Saul Kripke


Saul Aaron Kripke (born November 13, 1940) is an American philosopher and logician. He is a professor emeritus at Princeton and teaches as a Distinguished Professor of Philosophy at CUNY Graduate Center. Since the 1960s Kripke has been a central figure in a number of fields related to mathematical logic, philosophy of language, philosophy of mathematics, metaphysics, epistemology, and set theory. Much of his work remains unpublished or exists only as tape-recordings and privately circulated manuscripts (see "Unpublished Manuscripts and Online Lectures" below). Kripke was the recipient of the 2001 Schock Prize  in Logic and Philosophy. A recent poll conducted among philosophers ranked Kripke among the top ten most important philosophers of the past 200 years.

Kripke has made important and original contributions to logic, especially modal logic, since he was a teenager. Unusually for a professional philosopher, his only degree is an undergraduate degree from Harvard. His work has profoundly influenced analytic philosophy and his principal contribution is a metaphysical description of modality, involving possible worlds as described in a system now called Kripke semantics.
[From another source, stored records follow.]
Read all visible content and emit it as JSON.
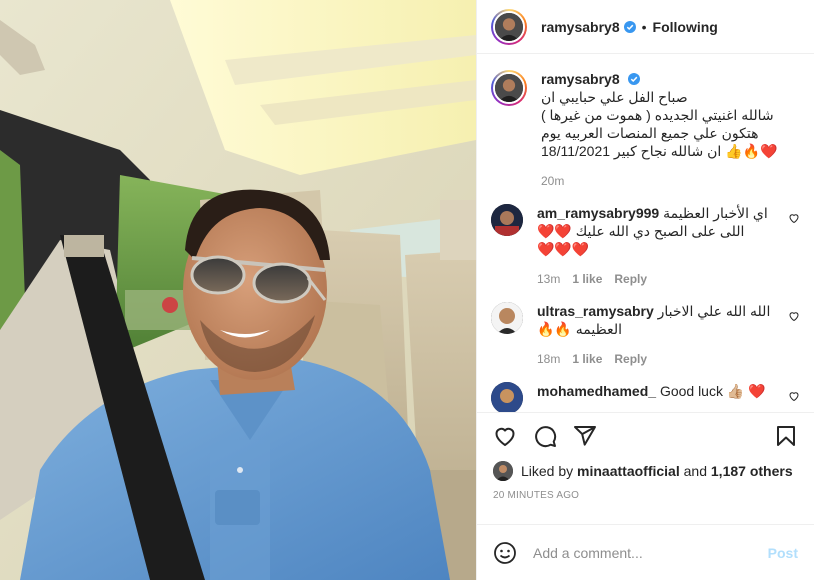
{
  "post": {
    "username": "ramysabry8",
    "follow_status": "Following",
    "separator": "•"
  },
  "caption": {
    "author": "ramysabry8",
    "line1": "صباح الفل علي حبايبي ان",
    "line2": "شالله اغنيتي الجديده ( هموت من غيرها )",
    "line3": "هتكون علي جميع المنصات العربيه يوم",
    "line4": "18/11/2021 ان شالله نجاح كبير",
    "emoji": "👍🔥❤️",
    "time": "20m"
  },
  "comments": [
    {
      "author": "am_ramysabry999",
      "line1": "اي الأخبار العظيمة",
      "line2": "اللى على الصبح دي الله عليك ❤️❤️",
      "line3": "❤️❤️❤️",
      "time": "13m",
      "likes": "1 like",
      "reply": "Reply"
    },
    {
      "author": "ultras_ramysabry",
      "line1": "الله الله علي الاخبار",
      "line2": "العظيمه 🔥🔥",
      "time": "18m",
      "likes": "1 like",
      "reply": "Reply"
    },
    {
      "author": "mohamedhamed_",
      "text": "Good luck 👍🏼 ❤️"
    }
  ],
  "likes": {
    "prefix": "Liked by",
    "user": "minaattaofficial",
    "joiner": "and",
    "count": "1,187 others"
  },
  "timestamp": "20 MINUTES AGO",
  "add_comment": {
    "placeholder": "Add a comment...",
    "post_label": "Post"
  },
  "colors": {
    "verified": "#3897f0",
    "border": "#efefef",
    "muted": "#8e8e8e",
    "post_disabled": "#b2dffc"
  },
  "icons": [
    "heart-icon",
    "comment-icon",
    "share-icon",
    "bookmark-icon",
    "emoji-icon",
    "verified-icon"
  ]
}
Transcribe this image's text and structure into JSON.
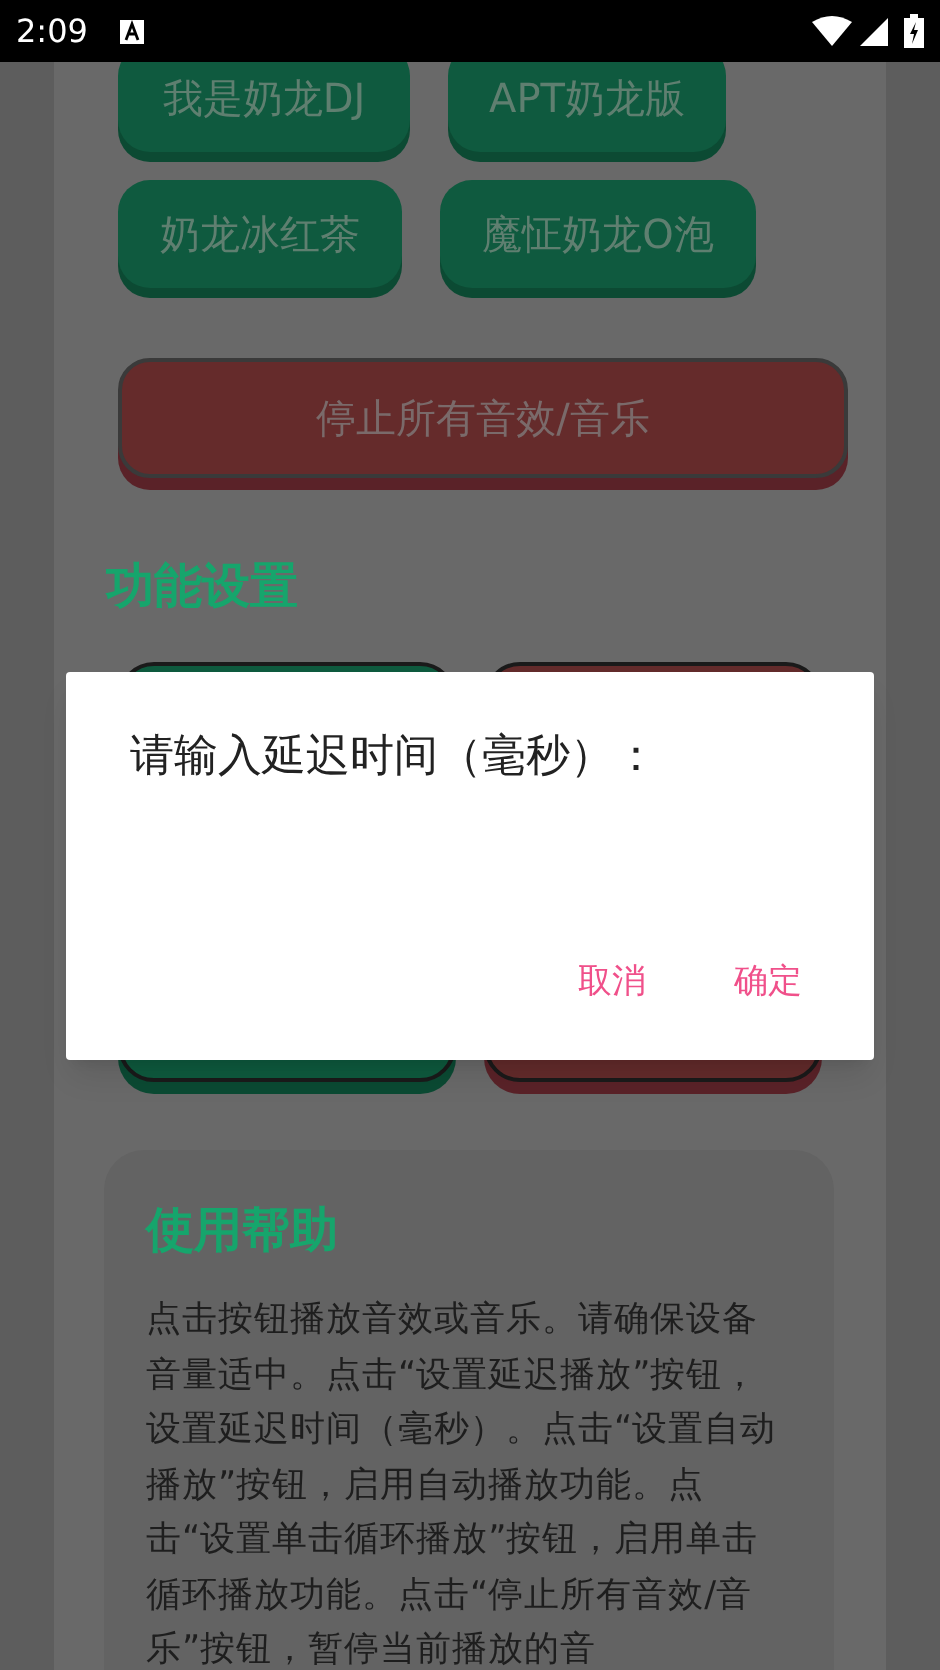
{
  "status_bar": {
    "time": "2:09"
  },
  "sound_buttons": [
    [
      {
        "label": "我是奶龙DJ"
      },
      {
        "label": "APT奶龙版"
      }
    ],
    [
      {
        "label": "奶龙冰红茶"
      },
      {
        "label": "魔怔奶龙O泡"
      }
    ]
  ],
  "stop_button": {
    "label": "停止所有音效/音乐"
  },
  "settings": {
    "title": "功能设置",
    "buttons": [
      {
        "kind": "primary"
      },
      {
        "kind": "danger"
      }
    ]
  },
  "help": {
    "title": "使用帮助",
    "text": "点击按钮播放音效或音乐。请确保设备音量适中。点击“设置延迟播放”按钮，设置延迟时间（毫秒）。点击“设置自动播放”按钮，启用自动播放功能。点击“设置单击循环播放”按钮，启用单击循环播放功能。点击“停止所有音效/音乐”按钮，暂停当前播放的音"
  },
  "dialog": {
    "title": "请输入延迟时间（毫秒）：",
    "buttons": [
      "取消",
      "确定"
    ]
  }
}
Another of his most important contributions is his insistence that there are necessary a posteriori truths, such as "Water is H2O." He has also contributed an original reading of Wittgenstein, referred to as "Kripkenstein." His most famous work is Naming and Necessity (1980).
Biography

Saul Kripke is the oldest of three children born to Dorothy K. Kripke and Rabbi Myer Kripke. His father was the leader of Beth El Synagogue, the only Conservative congregation in Omaha, Nebraska. His mother wrote Jewish educational children's books. Saul and his two sisters, Madeline and Netta, attended Dundee Grade School in Omaha and Omaha Central High School. Saul was an extraordinary child prodigy. He had taught himself Ancient Hebrew by the age of six. By the age of nine, he had read the complete works of Shakespeare, studied Descartes and (working entirely on his own) had mastered complex problems in geometry, algebra and calculus. He wrote his first completeness theorem in modal logic at the age of 17 (and it was published when he was 18). After graduating from high school in 1958, Kripke attended Harvard University and graduated summa cum laude obtaining a bachelor's degree in mathematics. He has no other non-honorary degrees. During his sophomore year at Harvard, Kripke taught a graduate-level logic course at nearby MIT. Upon graduation (1962) he received a Fulbright Fellowship. In 1963 he was appointed to the Society of Fellows. For some years he taught at Harvard, moved to Rockefeller University in New York City in 1967, then to Princeton University full-time in 1977. In 1988 he received Princeton's Behrman Award for distinguished achievement in the humanities. In 2002 Kripke started teaching at the CUNY Graduate Center in midtown Manhattan, and was appointed a distinguished professor of philosophy there in 2003. He was married to philosopher Margaret Gilbert.

He has received honorary degrees from the University of Nebraska, Omaha (1977), Johns Hopkins University (1997), University of Haifa, Israel (1998), and the University of Pennsylvania (2005). He is a member of the American Philosophical Society. Kripke is also an elected Fellow of the American Academy of Arts and Sciences and a Corresponding Fellow of the British Academy. He won the Schock Prize in Logic and Philosophy in 2001.